When making a chronic lymphocytic leukemia (CLL) treatment decision, several factors come into play. Dr. Anthony Mato explains how he partners with patients to find the best fit for their specific CLL.
Dr. Anthony Mato is Director of the CLL Program at Memorial Sloan Kettering Cancer Center. Learn more here.
So, with all of these options, how do you then decide which class might be right for an individual patient?
Well, you think about the patient. You think about their medical history, their comorbidities, their preferences, and then you try to focus on their disease biology, their genetic factors, their molecular factors, and also what therapies they’ve had. So, if I had a patient who had ibrutinib (Imbruvica) previously, I’m not going to give them acalabrutinib if they were resistant, for example. So, it’s not just one thing. It’s multiple things that have to be taken into account in order to make a decision.
And, of course, for me as an oncologist, the hardest part is that there have not been many trials comparing the newest therapies to one another. So, I can’t tell you what’s better ibrutinib or acalabrutinib (Calquence) by a head-to-head comparison. I can’t tell you whether you should start with ibrutinib before venetoclax (Venclexta) or venetoclax before ibrutinib not because we’re not very interested in having those studies performed. But they have not been performed at this point in time.
The only thing I can tell you based on prospective data from a head-to-head comparison is that we do have direct data comparing acalabrutinib which is a BTK inhibitor to idelalisib (Zydelig) in the relapsed/refractory setting. And by all measures, acalabrutinib was better tolerated and more effective. So, we have some very early head-to-head data but not as much as we need in order to make these decisions for patients.
How are side effects taken into consideration?
Well, all of these drugs although they are targeted, and they’re oral, and they’re relatively easy compared to chemotherapy are not without side effects. And so, each of these classes have their own unique side effects. BTK inhibitors can be associated with increased bleeding risk or atrial fibrillation or infection. PI3K inhibitors can be associated with lung or liver or colon damage. BCL-2 inhibitors might be associated with lowering of the blood counts and infection risk or something called tumor lysis syndrome.

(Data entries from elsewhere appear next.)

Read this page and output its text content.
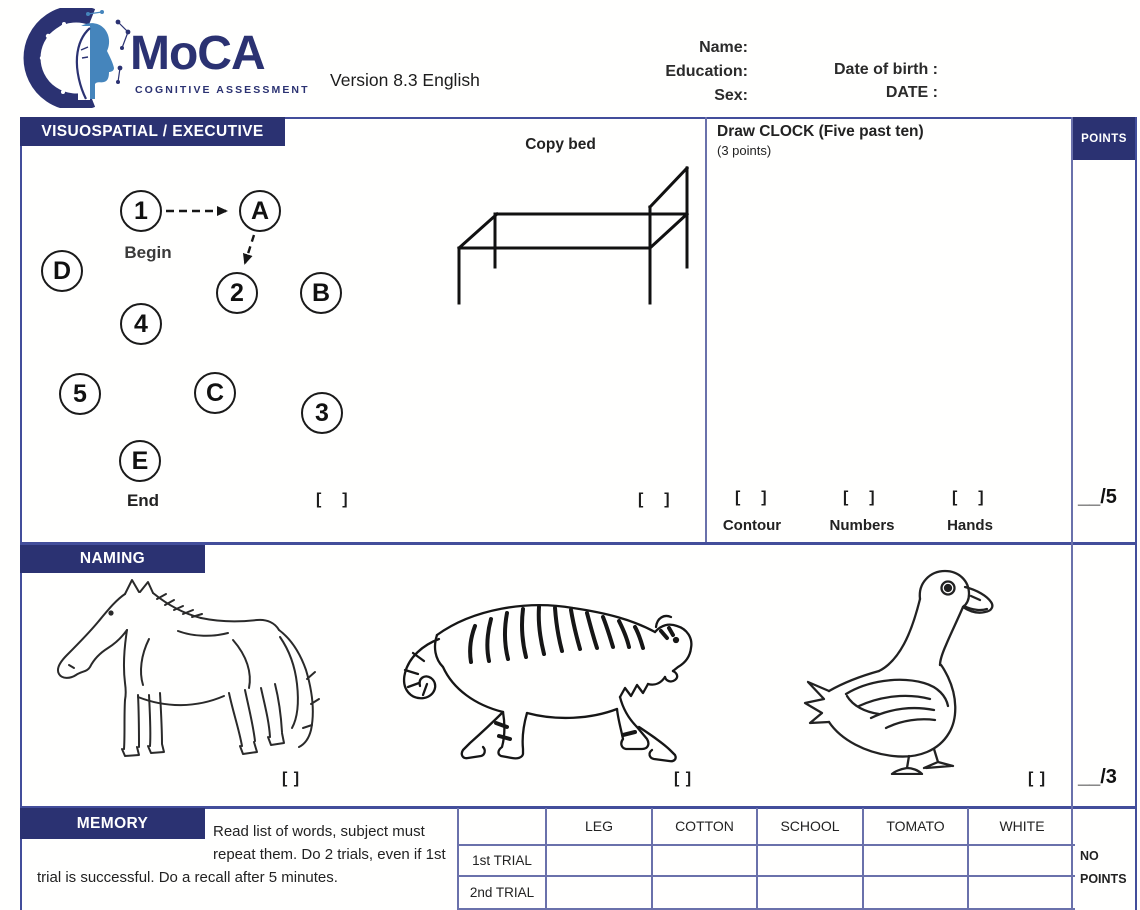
MoCA
COGNITIVE ASSESSMENT Version 8.3 English
Name:
Education:
Sex:
Date of birth :
DATE :
POINTS
__/5
__/3
NO
POINTS
VISUOSPATIAL / EXECUTIVE
1	A
D
2	B
4
5	C
3
E
Begin
End	[  ]
Copy bed
[  ]
Draw CLOCK (Five past ten)
(3 points)
[  ]
Contour
[  ]
Numbers
[  ]
Hands
NAMING
[ ]	[ ]	[ ]
MEMORY	Read list of words, subject must repeat them. Do 2 trials, even if 1st trial is successful. Do a recall after 5 minutes.

LEG	COTTON	SCHOOL	TOMATO	WHITE
1st TRIAL
2nd TRIAL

So, we try to, if you had a side effect to one, not pick a drug with the exact same side effect profile, for example. And we also think about medical history for patients. So, if I had a patient who was on blood thinners and has poorly controlled atrial arrhythmia like AFib, I might not start them on a BTK inhibitor. If I patient who has active Crohn’s disease or ulcerative colitis that’s poorly controlled, I might not start them on a PI3K inhibitor. And if I have a patient who’s near dialysis because of chronic kidney disease, and I’m worried about further tumor lysis syndrome, I might not start them on a BCL-2 inhibitor.

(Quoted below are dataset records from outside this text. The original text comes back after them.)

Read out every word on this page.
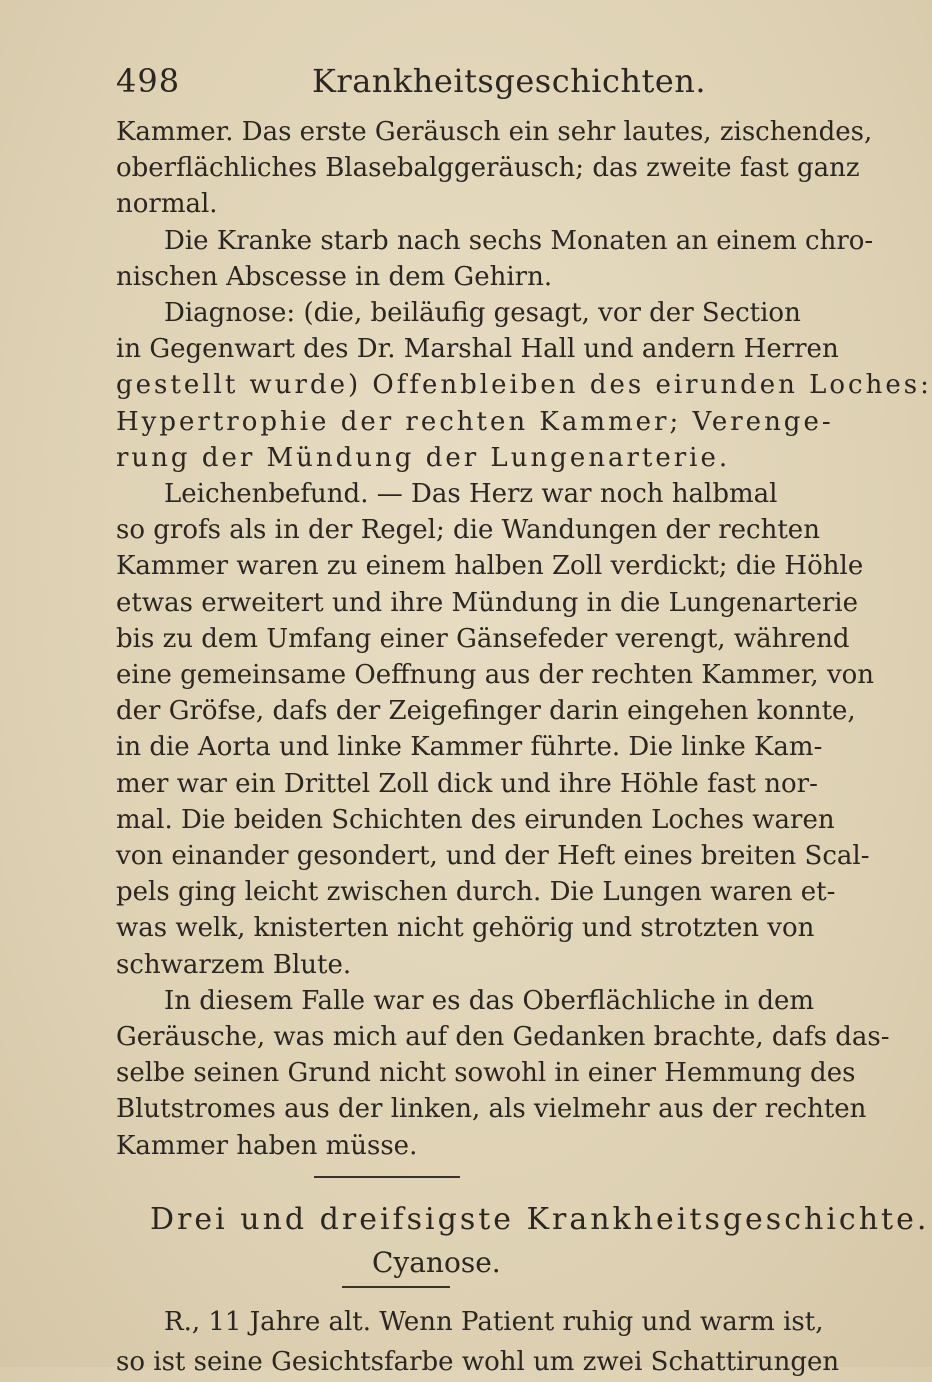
498	Krankheitsgeschichten.
Kammer. Das erste Geräusch ein sehr lautes, zischendes,
oberflächliches Blasebalggeräusch; das zweite fast ganz
normal.
Die Kranke starb nach sechs Monaten an einem chro-
nischen Abscesse in dem Gehirn.
Diagnose: (die, beiläufig gesagt, vor der Section
in Gegenwart des Dr. Marshal Hall und andern Herren
gestellt wurde) Offenbleiben des eirunden Loches:
Hypertrophie der rechten Kammer; Verenge-
rung der Mündung der Lungenarterie.
Leichenbefund. — Das Herz war noch halbmal
so grofs als in der Regel; die Wandungen der rechten
Kammer waren zu einem halben Zoll verdickt; die Höhle
etwas erweitert und ihre Mündung in die Lungenarterie
bis zu dem Umfang einer Gänsefeder verengt, während
eine gemeinsame Oeffnung aus der rechten Kammer, von
der Gröfse, dafs der Zeigefinger darin eingehen konnte,
in die Aorta und linke Kammer führte. Die linke Kam-
mer war ein Drittel Zoll dick und ihre Höhle fast nor-
mal. Die beiden Schichten des eirunden Loches waren
von einander gesondert, und der Heft eines breiten Scal-
pels ging leicht zwischen durch. Die Lungen waren et-
was welk, knisterten nicht gehörig und strotzten von
schwarzem Blute.
In diesem Falle war es das Oberflächliche in dem
Geräusche, was mich auf den Gedanken brachte, dafs das-
selbe seinen Grund nicht sowohl in einer Hemmung des
Blutstromes aus der linken, als vielmehr aus der rechten
Kammer haben müsse.
Drei und dreifsigste Krankheitsgeschichte.
Cyanose.
R., 11 Jahre alt. Wenn Patient ruhig und warm ist,
so ist seine Gesichtsfarbe wohl um zwei Schattirungen
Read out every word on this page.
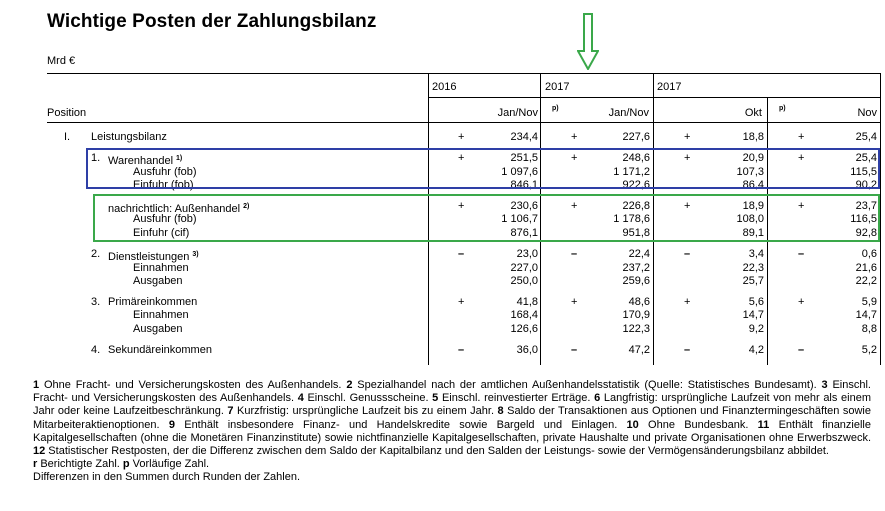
Wichtige Posten der Zahlungsbilanz
Mrd €
Position
2016	2017	2017
Jan/Nov p)	Jan/Nov	Okt p)	Nov
I. Leistungsbilanz	+	234,4	+	227,6	+	18,8	+	25,4
1. Warenhandel $^{1)}$	+	251,5	+	248,6	+	20,9	+	25,4
Ausfuhr (fob)	1 097,6	1 171,2	107,3	115,5
Einfuhr (fob)	846,1	922,6	86,4	90,2
nachrichtlich: Außenhandel $^{2)}$	+	230,6	+	226,8	+	18,9	+	23,7
Ausfuhr (fob)	1 106,7	1 178,6	108,0	116,5
Einfuhr (cif)	876,1	951,8	89,1	92,8
2. Dienstleistungen $^{3)}$	–	23,0	–	22,4	–	3,4	–	0,6
Einnahmen	227,0	237,2	22,3	21,6
Ausgaben	250,0	259,6	25,7	22,2
3. Primäreinkommen	+	41,8	+	48,6	+	5,6	+	5,9
Einnahmen	168,4	170,9	14,7	14,7
Ausgaben	126,6	122,3	9,2	8,8
4. Sekundäreinkommen	–	36,0	–	47,2	–	4,2	–	5,2
1 Ohne Fracht- und Versicherungskosten des Außenhandels. 2 Spezialhandel nach der amtlichen Außenhandelsstatistik (Quelle: Statistisches Bundesamt). 3 Einschl. Fracht- und Versicherungskosten des Außenhandels. 4 Einschl. Genussscheine. 5 Einschl. reinvestierter Erträge. 6 Langfristig: ursprüngliche Laufzeit von mehr als einem Jahr oder keine Laufzeitbeschränkung. 7 Kurzfristig: ursprüngliche Laufzeit bis zu einem Jahr. 8 Saldo der Transaktionen aus Optionen und Finanztermingeschäften sowie Mitarbeiteraktienoptionen. 9 Enthält insbesondere Finanz- und Handelskredite sowie Bargeld und Einlagen. 10 Ohne Bundesbank. 11 Enthält finanzielle Kapitalgesellschaften (ohne die Monetären Finanzinstitute) sowie nichtfinanzielle Kapitalgesellschaften, private Haushalte und private Organisationen ohne Erwerbszweck. 12 Statistischer Restposten, der die Differenz zwischen dem Saldo der Kapitalbilanz und den Salden der Leistungs- sowie der Vermögensänderungsbilanz abbildet.
r Berichtigte Zahl. p Vorläufige Zahl.
Differenzen in den Summen durch Runden der Zahlen.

So, you kind of weigh a patient’s medical history, their prior therapies, and their response and toxicities, and then make a decision on what’s the best fit for patients.
Well, what kind of testing is involved to make sure you have the best approach?
Well, there are several tests that we think about using or we do use, and they’re mostly genetic and prognostic tests. And so, what we like to do is look at the CLL cells beyond looking at them under a microscope to try to identify the genetic markers that drive the biology of CLL. So, for example, if I have a patient who has deletion 17p which is one of the more feared chromosome abnormalities, I know right off the bat chemotherapy’s not a good fit for that patient. But I can do quite well with a BTK inhibitor like ibrutinib.